Authors: Huizing M,  Anikster Y,  Fitzpatrick DL,  Jeong AB,  D'Souza M,  Rausche M,  Toro JR,  Kaiser-Kupfer MI,  White JG,  Gahl WA
Journal: Am J Hum Genet
Date: 2001 Nov
Branches: GEB
PubMed ID: 11590544
PMC ID: PMC1274349
Abstract: Hermansky-Pudlak syndrome (HPS), consisting of oculocutaneous albinism and a bleeding diathesis due to the absence of platelet dense granules, displays extensive locus heterogeneity. HPS1 mutations cause HPS-1 disease, and ADTB3A mutations cause HPS-2 disease, which is known to involve abnormal intracellular vesicle formation. A third HPS-causing gene, HPS3, was recently identified on the basis of homozygosity mapping of a genetic isolate of HPS in central Puerto Rico. We now describe the clinical and molecular characteristics of eight patients with HPS-3 who are of non-Puerto Rican heritage. Five are Ashkenazi Jews; three of these are homozygous for a 1303+1G-->A splice-site mutation that causes skipping of exon 5, deleting an RsaI restriction site and decreasing the amounts of mRNA found on northern blotting.

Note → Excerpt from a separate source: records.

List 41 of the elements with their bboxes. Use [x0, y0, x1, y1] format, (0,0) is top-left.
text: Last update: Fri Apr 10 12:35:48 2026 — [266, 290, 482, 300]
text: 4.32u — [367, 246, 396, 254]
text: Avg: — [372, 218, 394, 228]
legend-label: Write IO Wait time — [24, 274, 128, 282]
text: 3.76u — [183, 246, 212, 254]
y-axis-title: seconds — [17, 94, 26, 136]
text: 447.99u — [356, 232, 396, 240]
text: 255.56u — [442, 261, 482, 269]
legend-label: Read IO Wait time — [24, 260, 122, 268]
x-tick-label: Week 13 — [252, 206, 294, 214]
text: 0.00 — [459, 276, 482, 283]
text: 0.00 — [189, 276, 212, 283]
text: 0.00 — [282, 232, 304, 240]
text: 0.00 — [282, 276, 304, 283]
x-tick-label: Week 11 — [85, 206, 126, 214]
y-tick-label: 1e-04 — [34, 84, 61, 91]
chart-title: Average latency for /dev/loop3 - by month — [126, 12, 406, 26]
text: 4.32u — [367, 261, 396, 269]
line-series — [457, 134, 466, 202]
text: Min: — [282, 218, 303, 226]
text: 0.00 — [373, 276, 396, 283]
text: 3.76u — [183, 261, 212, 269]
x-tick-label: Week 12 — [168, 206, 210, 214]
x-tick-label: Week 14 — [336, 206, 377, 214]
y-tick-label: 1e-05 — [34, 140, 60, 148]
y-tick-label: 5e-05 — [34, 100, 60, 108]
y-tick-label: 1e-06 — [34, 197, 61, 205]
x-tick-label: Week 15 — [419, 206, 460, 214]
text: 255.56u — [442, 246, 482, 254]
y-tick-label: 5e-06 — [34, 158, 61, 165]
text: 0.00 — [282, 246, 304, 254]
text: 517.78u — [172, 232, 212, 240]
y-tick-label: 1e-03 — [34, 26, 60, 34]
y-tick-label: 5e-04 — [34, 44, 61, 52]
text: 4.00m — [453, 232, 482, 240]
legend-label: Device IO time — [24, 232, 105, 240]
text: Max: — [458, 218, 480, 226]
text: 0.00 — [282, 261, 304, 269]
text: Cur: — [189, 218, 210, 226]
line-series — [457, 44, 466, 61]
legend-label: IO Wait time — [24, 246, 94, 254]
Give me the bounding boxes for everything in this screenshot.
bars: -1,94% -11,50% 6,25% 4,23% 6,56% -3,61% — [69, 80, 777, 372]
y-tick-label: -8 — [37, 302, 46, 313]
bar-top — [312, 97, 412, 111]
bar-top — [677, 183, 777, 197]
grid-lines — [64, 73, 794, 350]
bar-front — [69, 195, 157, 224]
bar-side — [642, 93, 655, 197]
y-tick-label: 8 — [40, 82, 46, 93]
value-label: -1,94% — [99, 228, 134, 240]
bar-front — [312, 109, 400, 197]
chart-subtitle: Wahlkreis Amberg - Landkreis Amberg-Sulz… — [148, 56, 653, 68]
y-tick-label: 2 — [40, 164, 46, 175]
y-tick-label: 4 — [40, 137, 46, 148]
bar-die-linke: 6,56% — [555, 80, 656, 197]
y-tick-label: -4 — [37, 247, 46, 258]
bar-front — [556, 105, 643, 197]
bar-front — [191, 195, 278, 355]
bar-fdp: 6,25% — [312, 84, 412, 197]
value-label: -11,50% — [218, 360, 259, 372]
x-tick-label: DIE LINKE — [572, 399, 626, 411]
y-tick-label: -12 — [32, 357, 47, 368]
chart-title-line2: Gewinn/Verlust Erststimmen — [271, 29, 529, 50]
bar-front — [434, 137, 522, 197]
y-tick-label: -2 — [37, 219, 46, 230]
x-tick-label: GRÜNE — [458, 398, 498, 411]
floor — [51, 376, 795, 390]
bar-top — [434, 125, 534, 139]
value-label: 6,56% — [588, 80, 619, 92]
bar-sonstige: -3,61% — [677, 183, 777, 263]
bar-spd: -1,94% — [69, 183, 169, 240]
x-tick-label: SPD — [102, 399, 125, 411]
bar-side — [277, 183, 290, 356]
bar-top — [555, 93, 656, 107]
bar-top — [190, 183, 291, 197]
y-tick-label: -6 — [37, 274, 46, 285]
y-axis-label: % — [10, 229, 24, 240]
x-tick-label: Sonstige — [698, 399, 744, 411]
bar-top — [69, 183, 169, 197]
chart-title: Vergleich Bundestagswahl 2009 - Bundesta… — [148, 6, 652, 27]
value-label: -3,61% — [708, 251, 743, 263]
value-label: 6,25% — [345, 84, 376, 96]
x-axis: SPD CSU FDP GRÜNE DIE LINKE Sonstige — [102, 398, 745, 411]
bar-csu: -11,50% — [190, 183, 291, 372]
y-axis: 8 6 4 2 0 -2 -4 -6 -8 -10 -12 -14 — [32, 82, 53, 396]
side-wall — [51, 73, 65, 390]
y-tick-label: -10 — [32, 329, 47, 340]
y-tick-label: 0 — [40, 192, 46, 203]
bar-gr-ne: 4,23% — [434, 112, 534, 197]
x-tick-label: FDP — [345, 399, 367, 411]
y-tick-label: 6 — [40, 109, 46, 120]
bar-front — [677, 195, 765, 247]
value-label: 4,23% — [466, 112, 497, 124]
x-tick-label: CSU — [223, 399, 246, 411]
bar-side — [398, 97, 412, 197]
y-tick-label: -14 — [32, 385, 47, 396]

The other two are heterozygous for the 1303+1G-->A mutation and for either an 1831+2T-->G or a 2621-2A-->G splicing mutation. Of 235 anonymous Ashkenazi Jewish DNA samples, one was heterozygous for the 1303+1G-->A mutation. One seven-year-old boy of German/Swiss extraction was compound heterozygous for a 2729+1G-->C mutation, causing skipping of exon 14, and resulting in a C1329T missense (R396W), with decreased mRNA production. A 15-year-old Irish/English boy was heterozygous for an 89-bp insertion between exons 16 and 17 resulting from abnormal splicing; his fibroblast HPS3 mRNA is normal in amount but is increased in size. A 12-year-old girl of Puerto Rican and Italian background has the 3,904-bp founder deletion from central Puerto Rico on one allele. All eight patients have mild symptoms of HPS; two Jewish patients had received the diagnosis of ocular, rather than oculocutaneous, albinism. These findings expand the molecular diagnosis of HPS, provide a screening method for a mutation common among Jews, and suggest that other patients with mild hypopigmentation and decreased vision should be examined for HPS.